Communication of the workers with your Julia shell is not free. If the task that you are parallelizing is small and the model structure is very large, the distributed computation will actually spend most computation time just distributing the large model to the workers, and almost no time in executing the small parallel task. In such case, the performance will not improve by adding additional resources. You may want to check that the computation task is sufficiently large before investing the extra resources into the distributed execution. Amdahl's and Gustafson's laws can give you a better overview of the consequences of this overhead.

Interacting with HPC schedulers

Many researchers have access to institutional HPC facilities that allow time-sharing of the capacity of a large computer cluster between many researchers. Julia and COBREXA.jl work well within this environment; but your programs require some additional customization to be able to find and utilize the resources available from the HPC.

In our case, this reduces to a relatively complex task: You need to find out how many resources were allocated for your task, and you need to add the remote workers precisely at places that were allocated for your. Fortunately, the package ClusterManagers.jl can do precisely that.

For simplicily, we will assume that your HPC is scheduled by Slurm.

Adding of the workers from Slurm is done as follows:

  • you import the ClusterManagers package
  • you find how many processes to spawn from the environment from SLURM_NTASKS environment variable
  • you use the function addprocs_slurm to precisely connect to your allocated computational resources

The Julia script that does a parallel analysis may then start as follows:

using COBREXA, Distributed, ClusterManagers

available_workers = parse(Int, ENV["SLURM_NTASKS"])

addprocs_slurm(available_workers)

...
result = flux_variability_analysis(...; workers=workers())
...

After adding the Slurm workers, you may continue as if the workers were added using normal addprocs, and (for example) run the flux_variability_analysis as shown above.

What about the other HPC schedulers?

ClusterManagers.jl supports many other common HPC scheduling systems, including LFS, Sun Grid, SGE, PBS, and Scyld, in a way almost identical to Slurm.
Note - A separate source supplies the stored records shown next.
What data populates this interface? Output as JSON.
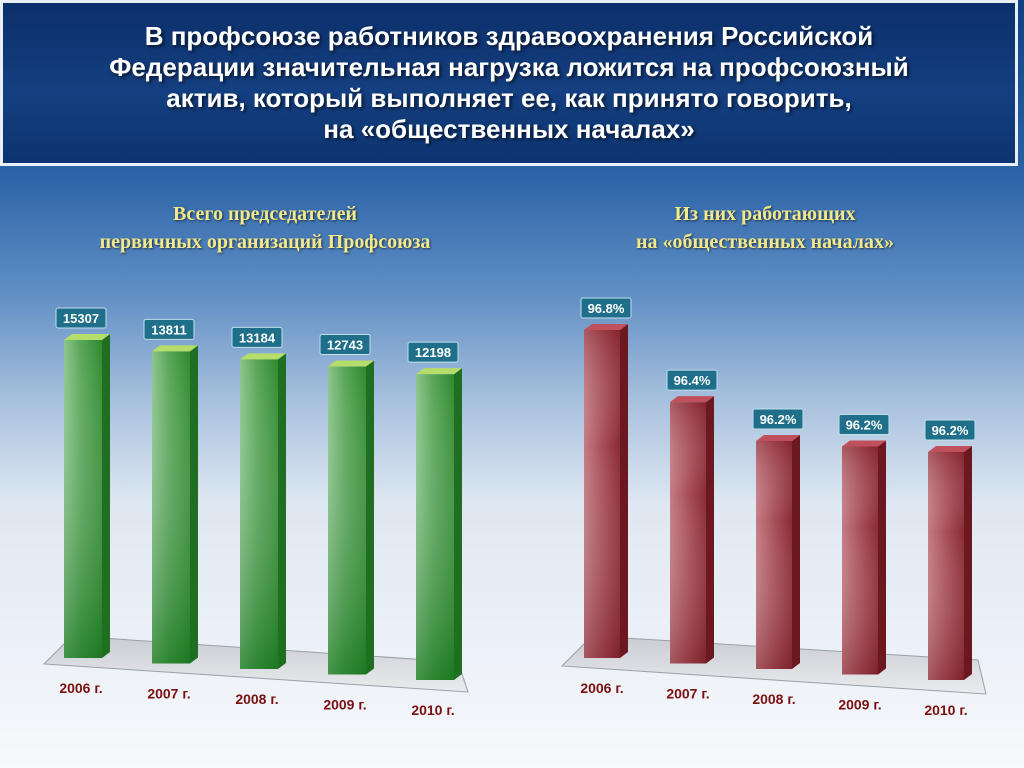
{
  "header": {
    "title": "В профсоюзе работников здравоохранения Российской\nФедерации значительная нагрузка ложится на профсоюзный\nактив, который выполняет ее, как принято говорить,\nна «общественных началах»"
  },
  "colors": {
    "left_series": "#3d9a3d",
    "right_series": "#9a3640",
    "label_bg": "#1f6f8a",
    "category_text": "#7a1010"
  },
  "chart_data": [
    {
      "type": "bar",
      "title": "Всего председателей\nпервичных организаций Профсоюза",
      "categories": [
        "2006 г.",
        "2007 г.",
        "2008 г.",
        "2009 г.",
        "2010 г."
      ],
      "values": [
        15307,
        13811,
        13184,
        12743,
        12198
      ],
      "value_labels": [
        "15307",
        "13811",
        "13184",
        "12743",
        "12198"
      ],
      "ylim": [
        0,
        15307
      ],
      "grid": false,
      "legend": "none"
    },
    {
      "type": "bar",
      "title": "Из них работающих\nна «общественных началах»",
      "categories": [
        "2006 г.",
        "2007 г.",
        "2008 г.",
        "2009 г.",
        "2010 г."
      ],
      "values": [
        96.8,
        96.4,
        96.2,
        96.2,
        96.2
      ],
      "value_labels": [
        "96.8%",
        "96.4%",
        "96.2%",
        "96.2%",
        "96.2%"
      ],
      "ylim": [
        95.6,
        96.8
      ],
      "grid": false,
      "legend": "none"
    }
  ]
}
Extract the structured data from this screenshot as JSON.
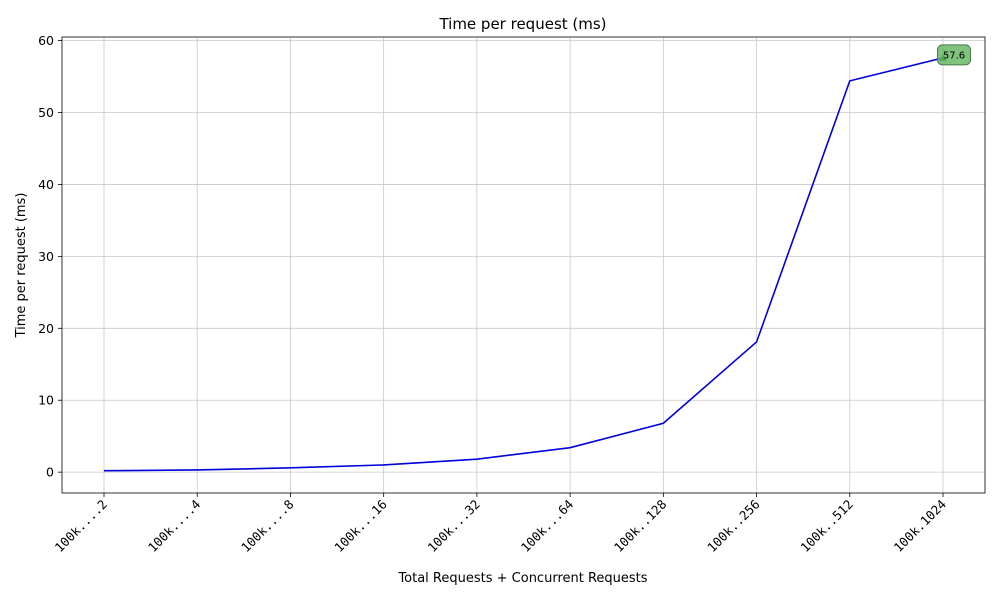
{
  "chart_data": {
    "type": "line",
    "title": "Time per request (ms)",
    "xlabel": "Total Requests + Concurrent Requests",
    "ylabel": "Time per request (ms)",
    "categories": [
      "100k....2",
      "100k....4",
      "100k....8",
      "100k...16",
      "100k...32",
      "100k...64",
      "100k..128",
      "100k..256",
      "100k..512",
      "100k.1024"
    ],
    "series": [
      {
        "values": [
          0.2,
          0.3,
          0.6,
          1.0,
          1.8,
          3.4,
          6.8,
          18.1,
          54.4,
          57.6
        ],
        "color": "#0000dd"
      }
    ],
    "ylim": [
      -2.9,
      60.5
    ],
    "yticks": [
      0,
      10,
      20,
      30,
      40,
      50,
      60
    ],
    "grid": true,
    "annotation": {
      "index": 9,
      "text": "57.6",
      "marker_color": "#1a8a1a"
    }
  }
}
See the package documentation for details.

Wrapping your script in a Slurm job

To be able to submit your script for later processing using the sbatch Slurm command, you need to wrap it in a small "batch" script that tells Slurm how many resources the process needs.

Assuming you have a Julia computation script written down in myJob.jl and saved on your HPC cluster's access node, the corresponding Slurm batch script (let's call it myJob.sbatch) may look as follows:

#!/bin/bash -l
#SBATCH -n 100           # the job will require 100 individual workers
#SBATCH -c 1             # each worker will sit on a single CPU
#SBATCH -t 30            # the whole job will take less than 30 minutes
#SBATCH -J myJob         # the name of the job

module load lang/Julia   # this is usually required to make Julia available to your job

julia myJob.jl

To run the computation, simply run sbatch myJob.sbatch on the access node. The job will be scheduled and eventually executed. You may watch sacct and squeue in the meantime, to see the progress.

Remember that you need to explicitly save the result of your Julia script computation to files, to be able to retrieve them later. Standard outputs of the jobs are often mangled and discarded. If you still want to collect the standard output, you may change the last line of the batch script to

julia myJob.jl > myJob.log

and collect the output from the log later. This is convenient especially if logging various computation details using the @info and similar macros.